We retain personal data for as long as necessary to provide the Service and fulfill the purposes described in this Policy, unless a longer retention period is required or permitted by law.

Account data — for the life of the account, plus a reasonable period for backups, dispute resolution, and accounting obligations.
Beta application data — if you are not accepted into the beta and do not opt into other communications, we delete or anonymize your application within 12 months of the close of the beta program.
Prompts and generated images — retained per the cache TTL you configure; otherwise deleted in the ordinary course.
Log and analytics data — typically retained for 13 months, after which it is aggregated or deleted.
Marketing data — until you withdraw consent or unsubscribe.

We may retain de-identified or aggregated data indefinitely.

11. Your privacy rights

11.1 EU/EEA, UK, and Swiss residents

You have the right to:

access your personal data;
request correction of inaccurate data;
request deletion ("right to be forgotten");
restrict or object to processing;
request portability of data you provided;
withdraw consent at any time (without affecting prior processing);
lodge a complaint with your local supervisory authority.

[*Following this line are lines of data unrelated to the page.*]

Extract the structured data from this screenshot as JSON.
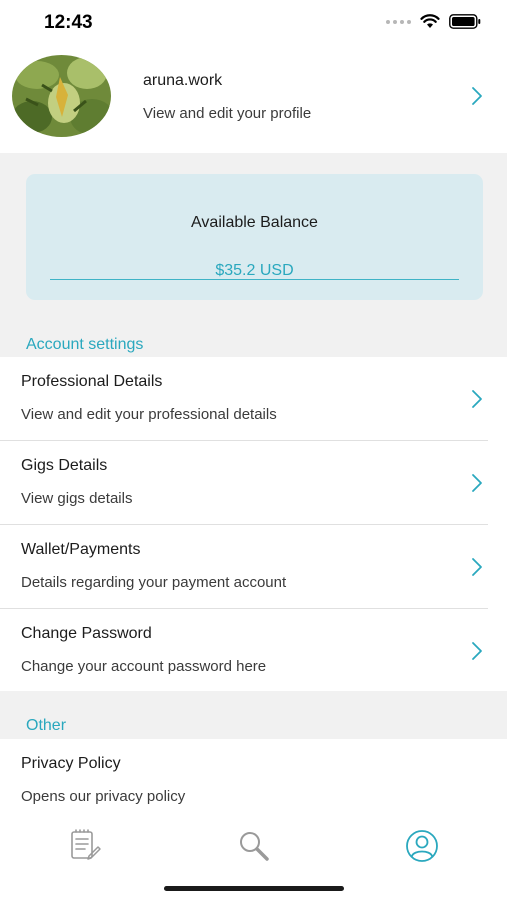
{
  "status_bar": {
    "time": "12:43"
  },
  "profile": {
    "name": "aruna.work",
    "subtitle": "View and edit your profile"
  },
  "balance": {
    "title": "Available Balance",
    "amount": "$35.2 USD"
  },
  "sections": {
    "account_settings": "Account settings",
    "other": "Other"
  },
  "account_items": [
    {
      "title": "Professional Details",
      "subtitle": "View and edit your professional details"
    },
    {
      "title": "Gigs Details",
      "subtitle": "View gigs details"
    },
    {
      "title": "Wallet/Payments",
      "subtitle": "Details regarding your payment account"
    },
    {
      "title": "Change Password",
      "subtitle": "Change your account password here"
    }
  ],
  "other_items": [
    {
      "title": "Privacy Policy",
      "subtitle": "Opens our privacy policy"
    }
  ],
  "tab_bar": {
    "tabs": [
      {
        "icon": "gigs-list-icon",
        "active": false
      },
      {
        "icon": "search-icon",
        "active": false
      },
      {
        "icon": "profile-icon",
        "active": true
      }
    ]
  },
  "colors": {
    "accent": "#2aa8be",
    "balance_card": "#d9ebf0",
    "section_bg": "#f1f1f1",
    "inactive_icon": "#9a9a9a"
  }
}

11.2 California residents (CCPA/CPRA)

You have the right to:

know what personal information we collect, use, disclose, and (where applicable) sell or share;
request deletion of personal information;
request correction of inaccurate personal information;
opt out of "sale" or "sharing" of personal information (we do not sell or share as those terms are defined);
limit use of sensitive personal information (we do not knowingly process sensitive personal information for purposes that would trigger this right);
non-discrimination for exercising your rights.

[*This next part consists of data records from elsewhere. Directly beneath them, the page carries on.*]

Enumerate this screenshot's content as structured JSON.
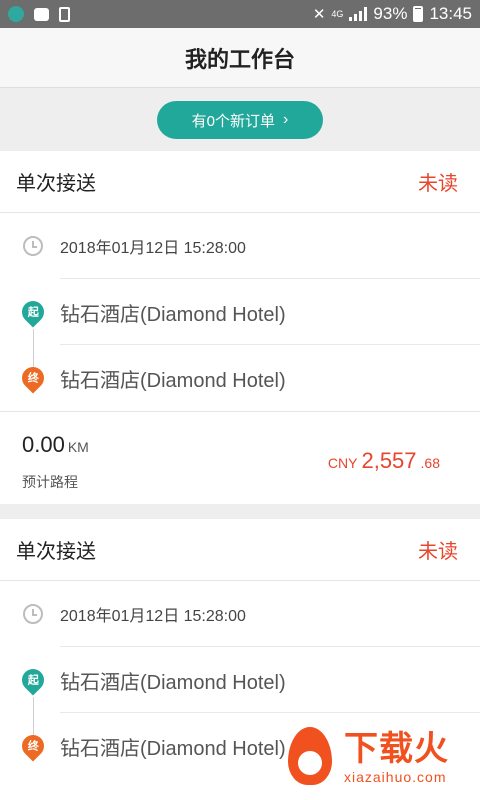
{
  "statusbar": {
    "network": "4G",
    "battery": "93%",
    "time": "13:45"
  },
  "header": {
    "title": "我的工作台"
  },
  "notice": {
    "label": "有0个新订单",
    "chevron": "›"
  },
  "orders": [
    {
      "type": "单次接送",
      "status": "未读",
      "time": "2018年01月12日 15:28:00",
      "start_marker": "起",
      "start": "钻石酒店(Diamond Hotel)",
      "end_marker": "终",
      "end": "钻石酒店(Diamond Hotel)",
      "distance": "0.00",
      "distance_unit": "KM",
      "distance_label": "预计路程",
      "currency": "CNY",
      "price_int": "2,557",
      "price_dec": ".68"
    },
    {
      "type": "单次接送",
      "status": "未读",
      "time": "2018年01月12日 15:28:00",
      "start_marker": "起",
      "start": "钻石酒店(Diamond Hotel)",
      "end_marker": "终",
      "end": "钻石酒店(Diamond Hotel)"
    }
  ],
  "watermark": {
    "cn": "下载火",
    "en": "xiazaihuo.com"
  },
  "colors": {
    "accent": "#22a89a",
    "status": "#e8452d",
    "end_pin": "#ec6a23"
  }
}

11.3 Other U.S. state residents

Residents of Colorado, Connecticut, Virginia, Utah, and other states with comprehensive privacy laws have similar rights. We honor those rights to the extent required by applicable law.

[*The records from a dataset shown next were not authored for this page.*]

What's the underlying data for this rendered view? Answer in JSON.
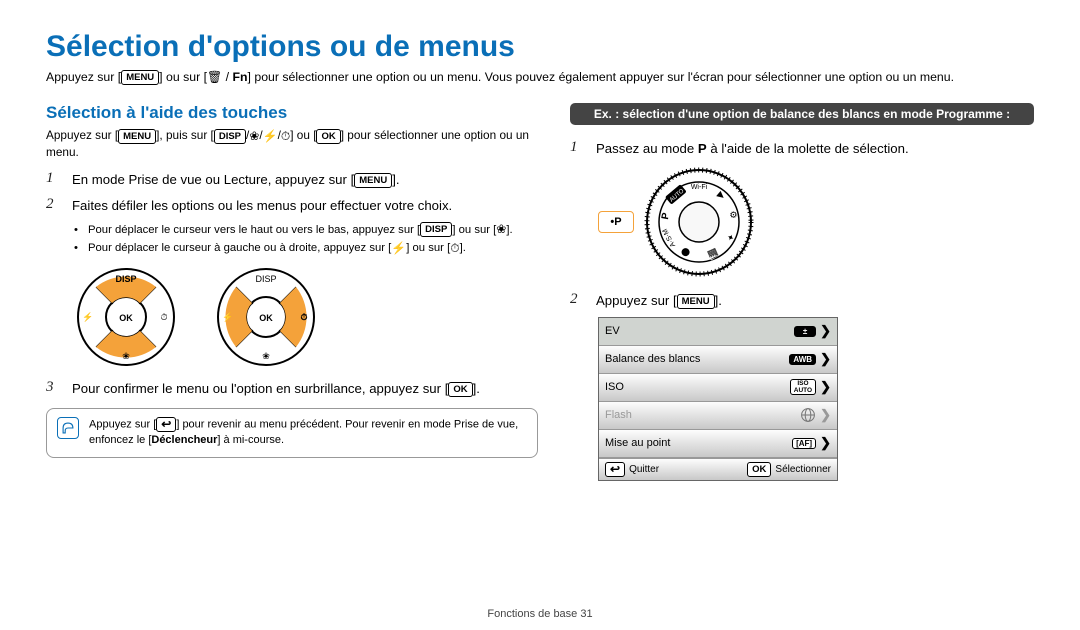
{
  "page": {
    "title": "Sélection d'options ou de menus",
    "intro_1": "Appuyez sur [",
    "intro_menu": "MENU",
    "intro_2": "] ou sur [",
    "intro_trash": "🗑",
    "intro_slash": " / ",
    "intro_fn": "Fn",
    "intro_3": "] pour sélectionner une option ou un menu. Vous pouvez également appuyer sur l'écran pour sélectionner une option ou un menu."
  },
  "left": {
    "heading": "Sélection à l'aide des touches",
    "intro_a": "Appuyez sur [",
    "intro_b": "], puis sur [",
    "intro_c": "] ou [",
    "intro_d": "] pour sélectionner une option ou un menu.",
    "step1_a": "En mode Prise de vue ou Lecture, appuyez sur [",
    "step1_b": "].",
    "step2": "Faites défiler les options ou les menus pour effectuer votre choix.",
    "bullet1_a": "Pour déplacer le curseur vers le haut ou vers le bas, appuyez sur [",
    "bullet1_b": "] ou sur [",
    "bullet1_c": "].",
    "bullet2_a": "Pour déplacer le curseur à gauche ou à droite, appuyez sur [",
    "bullet2_b": "] ou sur [",
    "bullet2_c": "].",
    "step3_a": "Pour confirmer le menu ou l'option en surbrillance, appuyez sur [",
    "step3_b": "].",
    "note_a": "Appuyez sur [",
    "note_back": "↩",
    "note_b": "] pour revenir au menu précédent. Pour revenir en mode Prise de vue, enfoncez le [",
    "note_bold": "Déclencheur",
    "note_c": "] à mi-course."
  },
  "labels": {
    "menu": "MENU",
    "disp": "DISP",
    "ok": "OK",
    "flower": "❀",
    "flash": "⚡",
    "timer": "⏱"
  },
  "right": {
    "banner": "Ex. : sélection d'une option de balance des blancs en mode Programme :",
    "step1_a": "Passez au mode ",
    "step1_p": "P",
    "step1_b": " à l'aide de la molette de sélection.",
    "step2_a": "Appuyez sur [",
    "step2_b": "].",
    "p_indicator": "P"
  },
  "dial_modes": {
    "wifi": "Wi-Fi",
    "auto": "AUTO",
    "asm": "A·S·M"
  },
  "menu": {
    "ev": "EV",
    "wb": "Balance des blancs",
    "iso": "ISO",
    "flash": "Flash",
    "focus": "Mise au point",
    "quit": "Quitter",
    "select": "Sélectionner",
    "val_ev": "±",
    "val_awb": "AWB",
    "val_iso": "ISO\nAUTO",
    "val_af": "AF"
  },
  "footer": "Fonctions de base  31"
}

11.4 How to exercise your rights

Email hi@inktag.io with your request. We will verify your identity before responding, generally within 30 days (or 45 days where permitted, with notice). We will not discriminate against you for exercising your rights. An authorized agent may submit a request on your behalf with written authorization.

12. Security

We use commercially reasonable administrative, technical, and physical safeguards designed to protect personal data, including encryption in transit, access controls, and provider hardening. No method of transmission or storage is 100% secure, and we cannot guarantee absolute security. You are responsible for keeping your account credentials confidential.

13. Children

The Service is not directed to children under 16 (or the age of digital consent in your jurisdiction). We do not knowingly collect personal data from children. If you believe we have collected personal data from a child, contact hi@inktag.io and we will delete it.

14. Third-party links

The Service may contain links to third-party websites or services we do not operate. Their privacy practices are governed by their own policies. We are not responsible for their content or practices.

15. Changes to this Policy

We may update this Policy from time to time. If we make material changes, we will provide reasonable notice (for example, by email or by a prominent notice on the Service). The "Last updated" date at the top of this Policy indicates when it was last revised. Continued use of the Service after the effective date of any update constitutes acceptance of the updated Policy.

16. Contact

All privacy questions, requests, and complaints can be sent to:

Email: hi@inktag.io

Email is the appropriate channel for all privacy correspondence; we do not publish a postal address.